5. New York County, N.Y.
Co-terminus with the Borough of Manhattan
Manhattan is the most famous, most written about, most exclusive 23 square miles in the United States. Manhattan Island contains many divergent experiences, from Harlem to Wall Street. But in the past two decades, the trend has been towards gentrification. Now, most of the island south of Harlem is a playground for the affluent, what Mayor Michael Bloomberg aptly described as a “luxury city.” Manhattan has the highest percentage of those employed in management/professional jobs outside of the Washington, D.C., area on this list. Obama won 85 percent here.
4. Boulder County, Colo.
Largest city: Boulder
It’s quite an honor to be the best university-based setting for liberals, and the City of Boulder and the University of Colorado take the prize. Boulder gets the award for being on the cutting edge of liberal innovations (it was the first place to pass an anti-discrimination statute based on homosexuality and one of the first places to ban smoking in bars). Boulder also ranks highest because unlike many college towns on this list, the state government isn’t based here, so the liberalism only comes from one, concentrated source. The county is the basis for Jared Polis’s congressional district, one of the few openly gay members of Congress. The county has one of the most comfortable standards of living.
3. Marin County, Calif.
Largest city: San Rafael
Another classic domain for rich liberals is Marin County. The county is to the north of San Francisco, on the other side of the Golden Gate Bridge. It has the highest concentration of BMWs per capita in America. Environmentalism could be viewed as the county’s religion, as anti-development pressure has kept the county somewhat undeveloped considering its proximity to San Francisco. The elder George Bush once referred to American Taliban member John Walker Lindh (a native of the county) as “some misguided Marin County hot-tubber.”
2. Montgomery County, M.d.
Largest city: Rockville
Most likely, the bureaucrats conservatives despise live in Montgomery County, to the northwest of Washington. This is one of the richest and best-educated corners of America. Most of the development runs along the Wisconsin Avenue/Rockville Pike spine stretching from leafy Chevy Chase to ritzy Bethesda to edge city Rockville. This is a one-party county: Every single elected official in Montgomery County is a Democrat. There are places in the eastern part of the county that aren’t uniformly affluent, but the liberal tilt emanates from all corners.
1. City and County of San Francisco
Co-terminus with the City of San Francisco
Surprise, surprise.
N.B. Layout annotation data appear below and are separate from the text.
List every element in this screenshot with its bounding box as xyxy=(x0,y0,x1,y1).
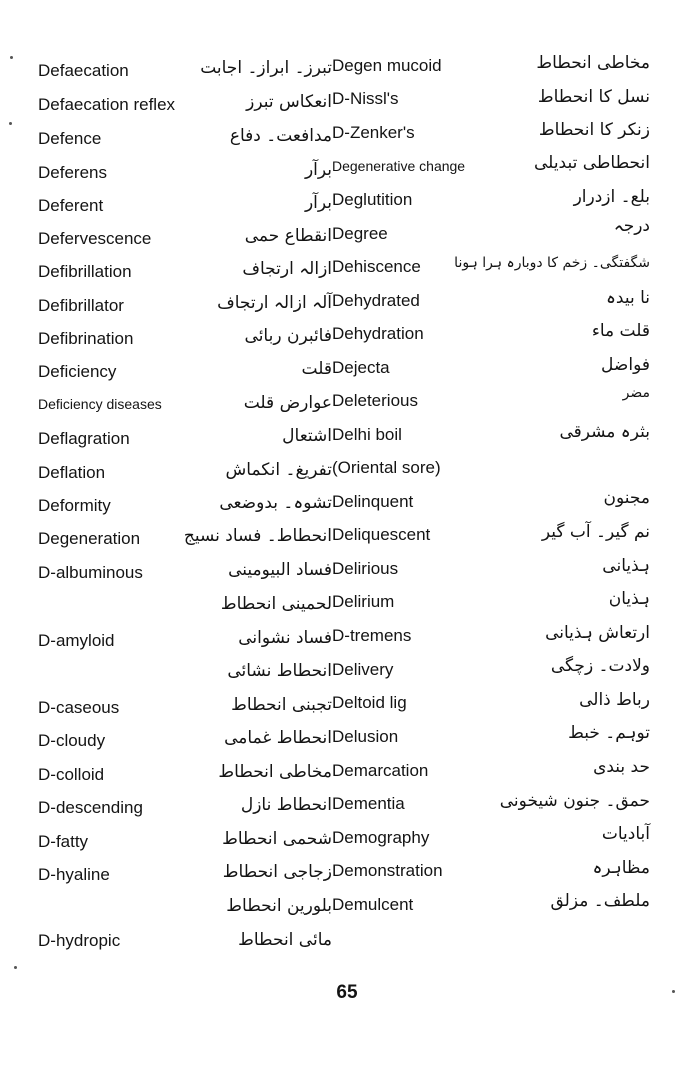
english-term: Demulcent xyxy=(332,895,414,914)
urdu-translation: مظاہرہ xyxy=(592,858,650,878)
urdu-translation: بلورین انحطاط xyxy=(226,896,332,916)
urdu-translation: مجنون xyxy=(603,488,650,508)
urdu-translation: اشتعال xyxy=(282,426,332,446)
english-term: Deformity xyxy=(38,496,111,515)
english-term: Dehydrated xyxy=(332,291,420,310)
urdu-translation: شحمی انحطاط xyxy=(222,829,332,849)
urdu-translation: رباط ذالی xyxy=(579,690,650,710)
urdu-translation: ملطف۔ مزلق xyxy=(550,891,650,911)
english-term: D-amyloid xyxy=(38,631,115,650)
english-term: Defibrillator xyxy=(38,296,124,315)
urdu-translation: برآر xyxy=(304,160,332,180)
english-term: Demonstration xyxy=(332,861,443,880)
english-term: D-Nissl's xyxy=(332,89,399,108)
english-term: Delusion xyxy=(332,727,399,746)
urdu-translation: تشوہ۔ بدوضعی xyxy=(219,493,332,513)
urdu-translation: انحطاط۔ فساد نسیج xyxy=(183,526,332,546)
english-term: D-descending xyxy=(38,798,143,817)
urdu-translation: تبرز۔ ابراز۔ اجابت xyxy=(200,58,332,78)
urdu-translation: انحطاطی تبدیلی xyxy=(534,153,650,173)
scan-speck xyxy=(14,966,17,969)
english-term: Deliquescent xyxy=(332,525,431,544)
english-term: Delhi boil xyxy=(332,425,402,444)
english-term: Defaecation xyxy=(38,61,129,80)
urdu-translation: مخاطی انحطاط xyxy=(536,53,650,73)
english-term: D-colloid xyxy=(38,765,105,784)
english-term: Deleterious xyxy=(332,391,418,410)
english-term: D-albuminous xyxy=(38,563,143,582)
urdu-translation: حمق۔ جنون شیخونی xyxy=(499,791,650,811)
urdu-translation: قلت xyxy=(301,359,332,379)
urdu-translation: لحمینی انحطاط xyxy=(220,594,332,614)
english-term: D-tremens xyxy=(332,626,412,645)
urdu-translation: ہذیان xyxy=(608,589,650,609)
urdu-translation: بثرہ مشرقی xyxy=(559,422,650,442)
english-term: Degeneration xyxy=(38,529,141,548)
page-number: 65 xyxy=(336,982,358,1003)
urdu-translation: نم گیر۔ آب گیر xyxy=(541,522,650,542)
urdu-translation: ازالہ ارتجاف xyxy=(242,259,332,279)
urdu-translation: بلع۔ ازدرار xyxy=(573,187,650,207)
english-term: Delirious xyxy=(332,559,399,578)
urdu-translation: مدافعت۔ دفاع xyxy=(229,126,332,146)
english-term: Defaecation reflex xyxy=(38,95,176,114)
urdu-translation: مضر xyxy=(622,385,650,401)
urdu-translation: عوارض قلت xyxy=(243,393,332,413)
english-term: Dehiscence xyxy=(332,257,421,276)
english-term: Defibrillation xyxy=(38,262,132,281)
urdu-translation: انحطاط غمامی xyxy=(224,728,332,748)
urdu-translation: فائبرن ربائی xyxy=(244,326,332,346)
urdu-translation: انعکاس تبرز xyxy=(246,92,332,112)
urdu-translation: آلہ ازالہ ارتجاف xyxy=(217,293,332,313)
english-term: Delivery xyxy=(332,660,394,679)
english-term: D-Zenker's xyxy=(332,123,415,142)
urdu-translation: برآر xyxy=(304,193,332,213)
english-term: D-hyaline xyxy=(38,865,110,884)
english-term: Demarcation xyxy=(332,761,429,780)
urdu-translation: ولادت۔ زچگی xyxy=(550,656,650,676)
english-term: Defervescence xyxy=(38,229,152,248)
english-term: (Oriental sore) xyxy=(332,458,441,477)
english-term: Deficiency xyxy=(38,362,117,381)
english-term: D-caseous xyxy=(38,698,120,717)
english-term: Deficiency diseases xyxy=(38,396,162,412)
urdu-translation: آبادیات xyxy=(601,824,650,844)
english-term: Defence xyxy=(38,129,102,148)
english-term: Defibrination xyxy=(38,329,134,348)
urdu-translation: زجاجی انحطاط xyxy=(222,862,332,882)
urdu-translation: مخاطی انحطاط xyxy=(218,762,332,782)
urdu-translation: نسل کا انحطاط xyxy=(537,87,650,107)
urdu-translation: شگفتگی۔ زخم کا دوبارہ ہرا ہونا xyxy=(454,255,650,271)
english-term: Deferens xyxy=(38,163,107,182)
english-term: Deflation xyxy=(38,463,106,482)
urdu-translation: انحطاط نشائی xyxy=(227,661,332,681)
urdu-translation: ہذیانی xyxy=(602,556,650,576)
english-term: D-cloudy xyxy=(38,731,106,750)
english-term: Dehydration xyxy=(332,324,424,343)
urdu-translation: فواضل xyxy=(601,355,650,375)
english-term: Deltoid lig xyxy=(332,693,407,712)
english-term: D-hydropic xyxy=(38,931,121,950)
urdu-translation: مائی انحطاط xyxy=(238,930,332,950)
english-term: Demography xyxy=(332,828,430,847)
english-term: D-fatty xyxy=(38,832,89,851)
urdu-translation: حد بندی xyxy=(593,757,650,777)
english-term: Degen mucoid xyxy=(332,56,442,75)
urdu-translation: انحطاط نازل xyxy=(240,795,332,815)
urdu-translation: فساد نشوانی xyxy=(238,628,332,648)
urdu-translation: درجہ xyxy=(613,216,650,236)
scan-speck xyxy=(10,56,13,59)
english-term: Delinquent xyxy=(332,492,414,511)
english-term: Dejecta xyxy=(332,358,390,377)
urdu-translation: ارتعاش ہذیانی xyxy=(545,623,650,643)
english-term: Deglutition xyxy=(332,190,413,209)
english-term: Deflagration xyxy=(38,429,130,448)
urdu-translation: توہم۔ خبط xyxy=(568,723,650,743)
urdu-translation: زنکر کا انحطاط xyxy=(538,120,650,140)
urdu-translation: تجبنی انحطاط xyxy=(231,695,332,715)
scan-speck xyxy=(9,122,12,125)
english-term: Degenerative change xyxy=(332,158,466,174)
english-term: Deferent xyxy=(38,196,104,215)
urdu-translation: نا بیدہ xyxy=(605,288,650,308)
urdu-translation: تفریغ۔ انکماش xyxy=(225,460,332,480)
english-term: Degree xyxy=(332,224,388,243)
english-term: Delirium xyxy=(332,592,395,611)
urdu-translation: قلت ماء xyxy=(591,321,650,341)
english-term: Dementia xyxy=(332,794,405,813)
urdu-translation: انقطاع حمی xyxy=(244,226,332,246)
urdu-translation: فساد البیومینی xyxy=(228,560,332,580)
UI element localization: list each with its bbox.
Maybe what’s more interesting is how San Francisco came to be what it is today. San Francisco has always been a center of progressive politics. It has a long-standing labor tradition due to its longshoreman heritage and was a wild town from the start. It was the Las Vegas of its day around the turn of the century (until a campaign by William Randolph Hearst shut down its brothels). Its easygoing tolerance made it ripe to become the center of the counterculture in the 1960s, based around the Haight-Ashbury district. Its status as the world’s most famous homosexual center got its impetus from the practice of the Navy during World War II to disembark those dishonorably discharged in San Francisco. What was once a city with large numbers of middle-class Irish and Italian families flipped in the 1960s and ’70s. The common assertion that there are more dogs than children in San Francisco is apocryphal, but it comes close to the truth.